Передо мной не сидел - полулежал, видно было, больной человек, но соображал хорошо. Мой наган помог установить между нами доверие. Я воевал с Михаилом Фрунзе, брал с ним Перекоп в Крыму, и об этом была надпись на нагане. А генерал хорошо знал Фрунзе еще по Гражданской войне. После того разговора у нас состоялась вторая встреча, на которой он предложил собрать отряд из трех групп для прорыва к нашим. Первая группа - артиллеристы во главе со мной. Вторая - летчики, третья - танкисты. Главное условие для всех трех групп - все должны уметь плавать. Потому что на нашем пути будут водные преграды. Кто дойдет до своих, должен сообщить, в каком мы положении, и о том, что нужна срочно помощь. Мы собрались вместе и, не сговариваясь, дали генералу клятву и предложили вынести его из окружения. Он отказался. Сказал, что не знает случая в военной истории, когда полководец покидал в тяжелый момент свою армию. И мы ушли - это было летом 1942 года. По дороге мы безжалостно снимали фашистские посты. Без потерь вышли к реке. Оставалось ее переплыть - и мы у своих. Три километра по берегу - мы распределились, каждой группе один километр, бросили жребий, мне досталась середина. Весь берег мы проверили, огневых точек не нашли и ночью, не теряя времени, поплыли. И вот тут-то на нас обрушился такой огонь, какой я на суше никогда не слышал и не видел. Строчили с двух берегов, спереди и позади. Со мной рядом плыла военврач. Я ее умолял появляться на поверхности, чтоб только вдохнуть воздух и сразу рывком под воду. На поверхности воды плыли трупы, и мы с ней потерялись. Когда я выбрался на берег, ноги мои еще лежали в воде - я тоже был как труп.

Когда стихли выстрелы, я пополз на верх берега, там было спасение - кустарник и лес за ним. Вот тут мы стали собираться, отсидевшись целый день в лесу, ночью пошли по реке вверх против течения. Тут нас и прихватил наш патруль, которому, как мне показалось, это дело было не впервые.

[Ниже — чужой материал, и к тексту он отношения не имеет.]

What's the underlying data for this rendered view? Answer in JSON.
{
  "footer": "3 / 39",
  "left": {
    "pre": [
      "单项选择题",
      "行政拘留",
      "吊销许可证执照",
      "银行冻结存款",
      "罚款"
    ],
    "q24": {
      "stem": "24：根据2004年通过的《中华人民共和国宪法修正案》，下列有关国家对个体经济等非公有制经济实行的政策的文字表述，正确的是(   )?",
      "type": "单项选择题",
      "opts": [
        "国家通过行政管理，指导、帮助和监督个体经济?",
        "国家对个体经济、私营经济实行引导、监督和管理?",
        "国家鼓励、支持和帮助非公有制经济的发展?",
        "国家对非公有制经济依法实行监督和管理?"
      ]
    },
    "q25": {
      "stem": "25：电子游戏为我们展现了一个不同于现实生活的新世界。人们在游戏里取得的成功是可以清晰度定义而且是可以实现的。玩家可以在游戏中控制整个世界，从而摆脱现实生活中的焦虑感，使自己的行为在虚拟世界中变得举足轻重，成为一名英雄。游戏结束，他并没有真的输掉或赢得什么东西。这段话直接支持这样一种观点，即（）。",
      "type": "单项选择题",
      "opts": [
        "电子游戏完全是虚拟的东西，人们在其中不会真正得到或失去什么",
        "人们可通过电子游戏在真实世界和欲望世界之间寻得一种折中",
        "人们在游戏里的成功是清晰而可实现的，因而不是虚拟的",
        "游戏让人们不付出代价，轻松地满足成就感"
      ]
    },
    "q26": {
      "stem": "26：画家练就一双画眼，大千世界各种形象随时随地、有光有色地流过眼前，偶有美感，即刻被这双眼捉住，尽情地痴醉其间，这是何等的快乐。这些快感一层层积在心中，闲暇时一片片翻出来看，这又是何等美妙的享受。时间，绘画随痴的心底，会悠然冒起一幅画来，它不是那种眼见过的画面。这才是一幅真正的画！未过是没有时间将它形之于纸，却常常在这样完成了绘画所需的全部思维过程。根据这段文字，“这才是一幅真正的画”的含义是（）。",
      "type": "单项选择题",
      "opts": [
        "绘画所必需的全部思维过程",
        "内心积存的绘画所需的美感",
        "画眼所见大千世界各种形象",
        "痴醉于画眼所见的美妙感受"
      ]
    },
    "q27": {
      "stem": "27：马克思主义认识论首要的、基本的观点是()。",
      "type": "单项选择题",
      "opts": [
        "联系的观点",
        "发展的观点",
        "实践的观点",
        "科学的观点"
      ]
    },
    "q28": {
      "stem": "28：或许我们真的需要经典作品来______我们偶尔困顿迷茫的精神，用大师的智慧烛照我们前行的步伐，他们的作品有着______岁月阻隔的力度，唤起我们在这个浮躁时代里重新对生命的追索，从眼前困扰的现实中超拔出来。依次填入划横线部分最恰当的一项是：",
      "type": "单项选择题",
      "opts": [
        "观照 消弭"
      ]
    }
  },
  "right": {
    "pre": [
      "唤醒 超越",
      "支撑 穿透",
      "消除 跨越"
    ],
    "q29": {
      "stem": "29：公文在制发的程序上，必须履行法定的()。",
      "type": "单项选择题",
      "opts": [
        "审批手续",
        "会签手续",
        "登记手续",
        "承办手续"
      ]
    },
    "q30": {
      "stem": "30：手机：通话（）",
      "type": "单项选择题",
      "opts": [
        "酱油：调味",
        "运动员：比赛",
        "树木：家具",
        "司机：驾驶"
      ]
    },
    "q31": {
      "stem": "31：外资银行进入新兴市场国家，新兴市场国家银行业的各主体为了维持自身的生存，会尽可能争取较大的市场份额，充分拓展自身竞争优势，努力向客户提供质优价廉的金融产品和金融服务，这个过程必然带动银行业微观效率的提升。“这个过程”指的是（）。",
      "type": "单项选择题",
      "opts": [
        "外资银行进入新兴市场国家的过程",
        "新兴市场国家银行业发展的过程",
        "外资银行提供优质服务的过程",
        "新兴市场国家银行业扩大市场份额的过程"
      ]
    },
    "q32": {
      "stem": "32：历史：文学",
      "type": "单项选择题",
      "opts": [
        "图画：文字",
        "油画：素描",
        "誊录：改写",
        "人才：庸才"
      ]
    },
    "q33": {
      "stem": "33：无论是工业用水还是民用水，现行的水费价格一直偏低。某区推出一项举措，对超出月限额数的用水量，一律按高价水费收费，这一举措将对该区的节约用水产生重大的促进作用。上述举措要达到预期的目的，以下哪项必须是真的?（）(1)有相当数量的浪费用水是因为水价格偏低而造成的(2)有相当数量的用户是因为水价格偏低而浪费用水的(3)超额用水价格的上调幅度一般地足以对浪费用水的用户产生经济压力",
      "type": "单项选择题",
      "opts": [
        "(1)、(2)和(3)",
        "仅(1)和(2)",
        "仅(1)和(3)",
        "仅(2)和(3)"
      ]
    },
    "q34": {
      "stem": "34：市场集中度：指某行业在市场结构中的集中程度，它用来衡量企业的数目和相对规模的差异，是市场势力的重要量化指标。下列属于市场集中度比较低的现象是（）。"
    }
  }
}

Нас привели на сборочный пункт, всех переписали, дали одежду, еды, с меня сняли мой головной убор, который был закреплен на шее и плечах, там было донесение генерала Федора Костенко и мой наган. И отправили ждать своей участи. Уснуть было невозможно, здесь как на передовой шла постоянная стрельба. Я опять стал думать о вас: выйти из окружения и погибнуть от своих?

И вот второе чудо: на второй день нашего пребывания меня вызвали вечером, а не утром, как это здесь делали. Я вошел в кабинет, и за мной закрылась дверь. Увидел двух мужчин. Не представляясь, подошел к столу, наклонился к сидевшему справа и, назвав его по имени, напомнил, как он провожал меня на поезд в город Шуя. Он обратился ко второму офицеру, что он позвал меня, ведь это наш курсант из академии, так что мы не стали дожидаться утра, решили проверить это сейчас. Я им ответил, что этот экзамен страшней не придумаешь.

Через неделю я был откомандирован в Москву. Я здесь жду направление в часть. Война продолжается, и кто из нас останется в живых - должны будем встретиться и узнать все о нашем Генерале, нашем спасителе".

***

Спустя год Иван Михайлович Тимофеев погиб сам. 22 июля 1943 года под Ростовом в селе Чалтырь. В Мемориальном комплексе жители села увековечили его имя - подполковник И.М. Тимофеев.

Последнее письмо от него мы получили после сражения: "Мой полк прорвал оборону противника, чем обеспечил продвижение всему Юго-Западному фронту, и я представлен к наивысшей правительственной награде". Мы, дети, прыгали от радости, крича: "Наш папа - Герой Советского Союза!" А вместо этого нам пришла похоронка с холодным текстом.